No, but I did try Entyvio for my UC and was a non-responder. Dosing for Entyvio is not varied by body weight. A smaller person has a smaller GI tract than a larger one, but there is no adjustment. After loading, Entyvio is maintained with an every 8 weeks dose. Some patients get an every 4 weeks dose. So there does not seem to be toxicity with higher dosage, either by body size or frequency. I personally would not be particularly anxious about my missing colon causing an issue. But, of course, your Doctor would have a better answer.

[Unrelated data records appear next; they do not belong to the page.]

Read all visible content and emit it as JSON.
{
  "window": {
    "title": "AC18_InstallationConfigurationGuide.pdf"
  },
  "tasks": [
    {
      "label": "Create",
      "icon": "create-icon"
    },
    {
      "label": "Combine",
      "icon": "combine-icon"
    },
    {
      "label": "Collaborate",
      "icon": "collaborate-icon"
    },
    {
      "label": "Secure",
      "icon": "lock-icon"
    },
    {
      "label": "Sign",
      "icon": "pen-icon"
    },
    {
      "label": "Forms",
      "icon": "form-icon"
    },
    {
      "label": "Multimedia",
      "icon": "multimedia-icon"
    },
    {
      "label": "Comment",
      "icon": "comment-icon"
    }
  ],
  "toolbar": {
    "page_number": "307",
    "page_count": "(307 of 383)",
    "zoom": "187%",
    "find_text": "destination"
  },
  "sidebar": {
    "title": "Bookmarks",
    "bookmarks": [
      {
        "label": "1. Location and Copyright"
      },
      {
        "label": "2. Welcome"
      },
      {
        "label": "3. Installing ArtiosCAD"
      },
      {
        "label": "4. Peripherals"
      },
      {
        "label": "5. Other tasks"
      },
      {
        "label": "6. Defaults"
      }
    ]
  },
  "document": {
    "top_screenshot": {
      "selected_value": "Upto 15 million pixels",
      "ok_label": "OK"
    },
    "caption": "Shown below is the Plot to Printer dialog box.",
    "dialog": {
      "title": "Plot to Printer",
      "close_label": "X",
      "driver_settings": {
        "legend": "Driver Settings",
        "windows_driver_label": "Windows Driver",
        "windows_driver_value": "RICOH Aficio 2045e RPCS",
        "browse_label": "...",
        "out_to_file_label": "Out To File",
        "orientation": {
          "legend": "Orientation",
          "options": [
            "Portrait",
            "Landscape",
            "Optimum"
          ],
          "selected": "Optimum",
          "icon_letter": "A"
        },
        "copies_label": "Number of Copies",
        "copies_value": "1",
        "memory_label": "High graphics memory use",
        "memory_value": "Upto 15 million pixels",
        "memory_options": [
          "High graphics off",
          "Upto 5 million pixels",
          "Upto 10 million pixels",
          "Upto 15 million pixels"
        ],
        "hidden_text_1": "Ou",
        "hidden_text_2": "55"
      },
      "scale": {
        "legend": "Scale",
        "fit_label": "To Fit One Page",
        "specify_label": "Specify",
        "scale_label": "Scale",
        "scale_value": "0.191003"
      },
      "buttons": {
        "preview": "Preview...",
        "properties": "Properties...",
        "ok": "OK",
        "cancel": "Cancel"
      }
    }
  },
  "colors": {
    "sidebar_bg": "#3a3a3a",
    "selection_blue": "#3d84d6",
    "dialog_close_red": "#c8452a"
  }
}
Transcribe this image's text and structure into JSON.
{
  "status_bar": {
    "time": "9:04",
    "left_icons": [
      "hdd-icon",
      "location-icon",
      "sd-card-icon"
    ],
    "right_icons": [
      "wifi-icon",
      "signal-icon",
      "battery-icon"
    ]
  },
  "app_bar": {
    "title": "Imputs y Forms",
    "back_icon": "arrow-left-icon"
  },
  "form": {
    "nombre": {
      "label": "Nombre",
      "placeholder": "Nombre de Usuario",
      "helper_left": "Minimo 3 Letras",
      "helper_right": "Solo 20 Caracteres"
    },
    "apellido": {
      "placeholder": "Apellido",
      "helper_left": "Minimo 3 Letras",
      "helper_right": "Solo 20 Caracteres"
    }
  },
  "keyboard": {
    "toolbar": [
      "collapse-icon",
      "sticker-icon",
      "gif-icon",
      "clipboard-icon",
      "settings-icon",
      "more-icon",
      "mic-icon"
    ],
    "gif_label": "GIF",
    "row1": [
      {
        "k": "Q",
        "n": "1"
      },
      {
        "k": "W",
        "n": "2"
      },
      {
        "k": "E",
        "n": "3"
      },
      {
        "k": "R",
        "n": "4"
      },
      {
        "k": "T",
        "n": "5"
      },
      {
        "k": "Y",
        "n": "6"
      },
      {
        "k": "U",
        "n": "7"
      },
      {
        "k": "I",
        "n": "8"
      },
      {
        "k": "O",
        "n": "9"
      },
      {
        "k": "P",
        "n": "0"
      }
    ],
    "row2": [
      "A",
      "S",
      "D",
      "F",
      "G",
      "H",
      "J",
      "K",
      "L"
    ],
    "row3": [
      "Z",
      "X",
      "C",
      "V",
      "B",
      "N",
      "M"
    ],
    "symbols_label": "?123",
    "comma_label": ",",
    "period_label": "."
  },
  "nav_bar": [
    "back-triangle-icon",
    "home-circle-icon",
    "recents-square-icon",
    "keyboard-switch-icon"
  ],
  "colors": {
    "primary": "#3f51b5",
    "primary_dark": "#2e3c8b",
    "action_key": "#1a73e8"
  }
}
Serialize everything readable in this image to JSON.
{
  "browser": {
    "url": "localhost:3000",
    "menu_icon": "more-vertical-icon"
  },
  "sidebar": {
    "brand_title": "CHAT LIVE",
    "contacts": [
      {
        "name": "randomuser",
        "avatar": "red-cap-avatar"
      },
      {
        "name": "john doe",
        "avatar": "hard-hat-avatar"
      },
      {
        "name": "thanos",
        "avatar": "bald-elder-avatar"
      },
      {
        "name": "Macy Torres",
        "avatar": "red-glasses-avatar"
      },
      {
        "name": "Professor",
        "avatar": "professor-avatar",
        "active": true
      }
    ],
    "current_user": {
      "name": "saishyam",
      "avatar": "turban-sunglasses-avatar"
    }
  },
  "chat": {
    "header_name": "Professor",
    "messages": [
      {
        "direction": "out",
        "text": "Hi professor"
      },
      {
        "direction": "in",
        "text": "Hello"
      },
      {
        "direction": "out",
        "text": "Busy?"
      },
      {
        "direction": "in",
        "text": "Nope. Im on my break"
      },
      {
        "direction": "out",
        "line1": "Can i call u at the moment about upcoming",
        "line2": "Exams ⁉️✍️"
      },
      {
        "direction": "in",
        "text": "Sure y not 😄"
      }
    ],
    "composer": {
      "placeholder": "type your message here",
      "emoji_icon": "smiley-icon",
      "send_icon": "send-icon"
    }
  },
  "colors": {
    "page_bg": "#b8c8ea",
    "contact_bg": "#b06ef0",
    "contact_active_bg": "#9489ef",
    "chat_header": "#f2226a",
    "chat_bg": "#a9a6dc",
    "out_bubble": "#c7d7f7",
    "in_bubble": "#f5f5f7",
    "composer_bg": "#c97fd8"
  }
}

You may wish to research on PUBMED . For example:
"Data about the effectiveness of biologics, including anti-TNF therapy and anti-integrin strategies, in antibiotic refractory pouchitis or Crohn’s disease-associated pouch complications are sparse. We performed a systematic review of the literature in Medline and Web of Science. All English language publications and meeting abstracts describing patients with pouchitis treated with anti-TNF or anti-integrin therapies were included. We identified a total of 17 papers and 2 abstracts, most of these retrospective case series, including a total of 192 patients treated either with infliximab (IFX; n=140) or adalimumab (ADA; n=52). No reports were found for anti-integrin therapies or other anti-TNF agents such as certolizumab pegol or golimumab. Due to the heterogeneity of the studies, small numbers of patients, differing co-treatments and subjective outcome definitions, the exact efficacy of these biologic therapies cannot be assessed in a combined fashion. Overall IFX appears to have good clinical effectiveness in selected patients achieving up to 80% short and around 50% long-term response, whereas the few data available for ADA are not sufficient to draw valid conclusions. Larger prospectively collected multi-center data with clearly defined inclusion criteria and outcomes are necessary to better define the clinical value of anti-TNF therapy in patients with antibiotic refractory pouchitis or Crohn’s-like complications of the pouch."